I hope that whatever you wound up doing today made you smile, and that it was delightful. Happy Birthday, Naomi--

Elizabeth said...

Is the tomato bucket something special-bought, or is it just a bucket with a hole drilled in the bottom?

naomi said...

The bucket is just a plastic bucket, the ones Potz uses are perhaps orginally bulk buckets for pickles or? Three litres or more, white, and as wide as they are tall, with a metal handle. Potz also puts a wooden dowl across the top, between the places the nadle attaches, to reinforce the bucket's width, if you see what I mean.
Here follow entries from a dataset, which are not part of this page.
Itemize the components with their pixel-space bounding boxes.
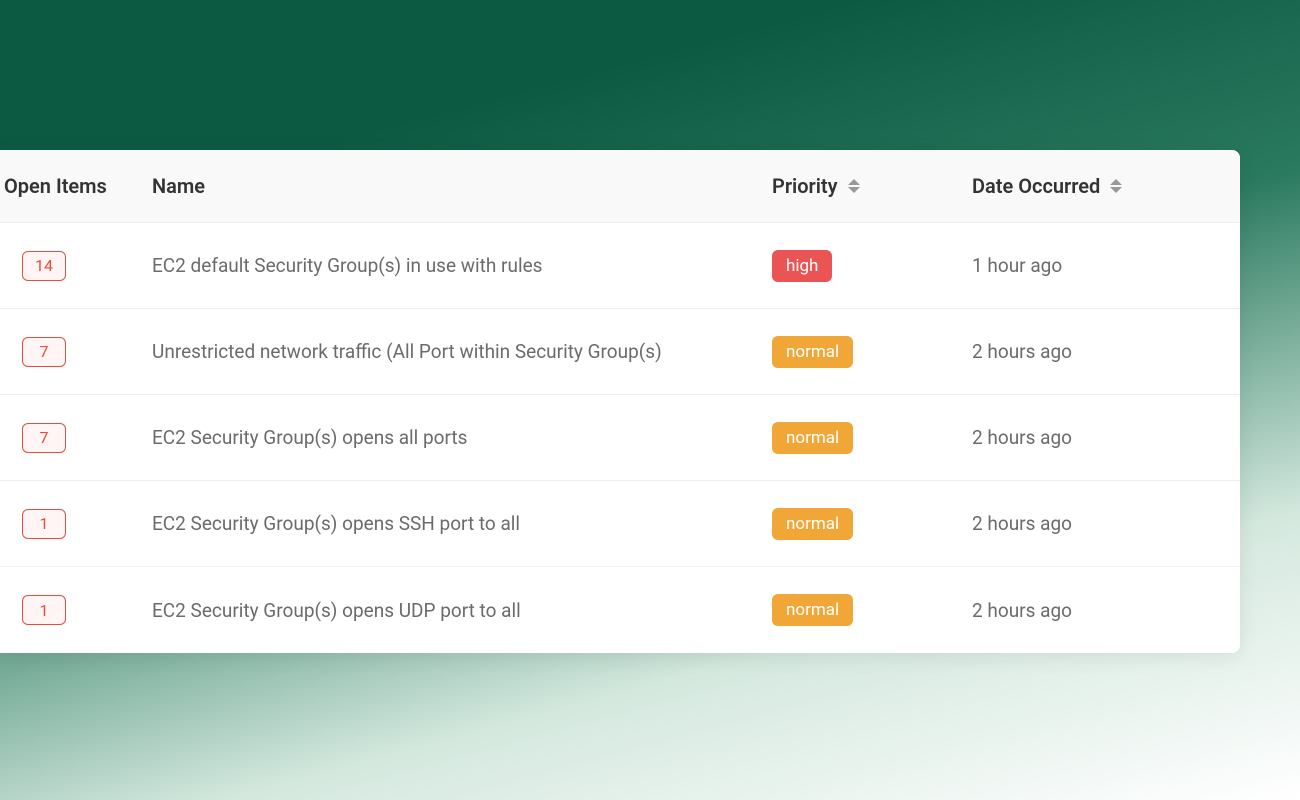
issue-name[interactable]: EC2 Security Group(s) opens SSH port to … — [152, 512, 520, 535]
table-row[interactable]: 1 EC2 Security Group(s) opens UDP port to… — [0, 567, 1240, 653]
priority-badge: normal — [772, 336, 853, 368]
table-row[interactable]: 14 EC2 default Security Group(s) in use w… — [0, 223, 1240, 309]
column-header-date-occurred[interactable]: Date Occurred — [960, 150, 1240, 222]
cell-name: Unrestricted network traffic (All Port w… — [140, 316, 760, 387]
date-occurred: 2 hours ago — [972, 599, 1072, 622]
table-row[interactable]: 1 EC2 Security Group(s) opens SSH port to… — [0, 481, 1240, 567]
cell-open-items: 1 — [0, 485, 140, 563]
cell-open-items: 1 — [0, 571, 140, 649]
cell-priority: normal — [760, 398, 960, 478]
priority-badge: high — [772, 250, 832, 282]
cell-name: EC2 Security Group(s) opens all ports — [140, 402, 760, 473]
column-header-name[interactable]: Name — [140, 150, 760, 222]
header-label-open-items: Open Items — [4, 174, 107, 198]
cell-priority: high — [760, 226, 960, 306]
cell-open-items: 14 — [0, 227, 140, 305]
cell-date-occurred: 2 hours ago — [960, 575, 1240, 646]
open-items-count-badge[interactable]: 1 — [22, 509, 66, 539]
priority-badge: normal — [772, 594, 853, 626]
cell-date-occurred: 2 hours ago — [960, 402, 1240, 473]
date-occurred: 1 hour ago — [972, 254, 1062, 277]
issue-name[interactable]: EC2 Security Group(s) opens all ports — [152, 426, 467, 449]
sort-icon[interactable] — [1110, 179, 1122, 193]
open-items-count-badge[interactable]: 14 — [22, 251, 66, 281]
cell-date-occurred: 2 hours ago — [960, 316, 1240, 387]
table-header-row: Open Items Name Priority Date Occurred — [0, 150, 1240, 223]
priority-badge: normal — [772, 422, 853, 454]
open-items-count-badge[interactable]: 1 — [22, 595, 66, 625]
sort-down-icon — [848, 187, 860, 193]
header-label-priority: Priority — [772, 174, 838, 198]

Now I am getting a little blight on my tomatoes in the garden, I am extra-grateful to have the bucket plant all removed from danger of contamination from fungal soil.

Anonymous said...

Greatly useful key for identifying tomato problems:
Found on
"Early blight (potato, tomato)
Early blight is caused by two fungi (Alternaria solani and Alternaria tomatophila) that are a serious problem in tomatoes and potatoes but rarely effects peppers and eggplants. All of the above-ground portions of the plant can be affected throughout the growing season. The disease starts on the lower leaves with small circular spots that have a target appearance of concentric rings View photo 4.17. Leaves develop yellow blighted areas and later the tomato fruit may rot on the stem end. Potato tubers can also become infected, but this is quite rare. The pathogen can overwinter in the soil on diseased plant residues.

Cultural Control:

1. Use crop rotations of at least 3 years to non-hosts (away from tomato, potato and eggplant).
2. Provide optimum growing conditions and fertility. Stressed plants (including drought) are more susceptible to early blight.
3. Stake or cage plants to keep fruit and foliage away from soil.
4. Drip irrigation is preferred, or overhead irrigation starting before dawn, so that the plants are dry early in the day. The key is to keep the period of leaf wetness to a minimum.
5. Mulching helps to prevent splashing of spores from soil up to lower leaves.
6. Indeterminate tomato and late-maturing potato varieties are usually more resistant/tolerant to early blight.
7. Early blight can be seed-borne, so buy from a reliable supplier. Hot water seed treatment at 122°F for 25 minutes is recommended to control early blight on tomato seed. See chlorine treatment procedures under bacterial diseases.
8. Disinfect stakes or cages with an approved product each season before using. Sodium hypochlorite at 0.5% (12x dilution of household bleach) is effective, and must be followed by rinsing, and proper disposal of solution. Hydrogen peroxide is also permitted.

Materials Approved for Organic Production:

1. Copper products showed one good and one poor result in recent studies.
2. A Trichoderma harzanium product, PlantShield HC®, used as a drench at planting, showed fair to good results in NYS on tomatoes over three seasons."
Unfortunately ya can't buy PlantShield in Canada - not approved.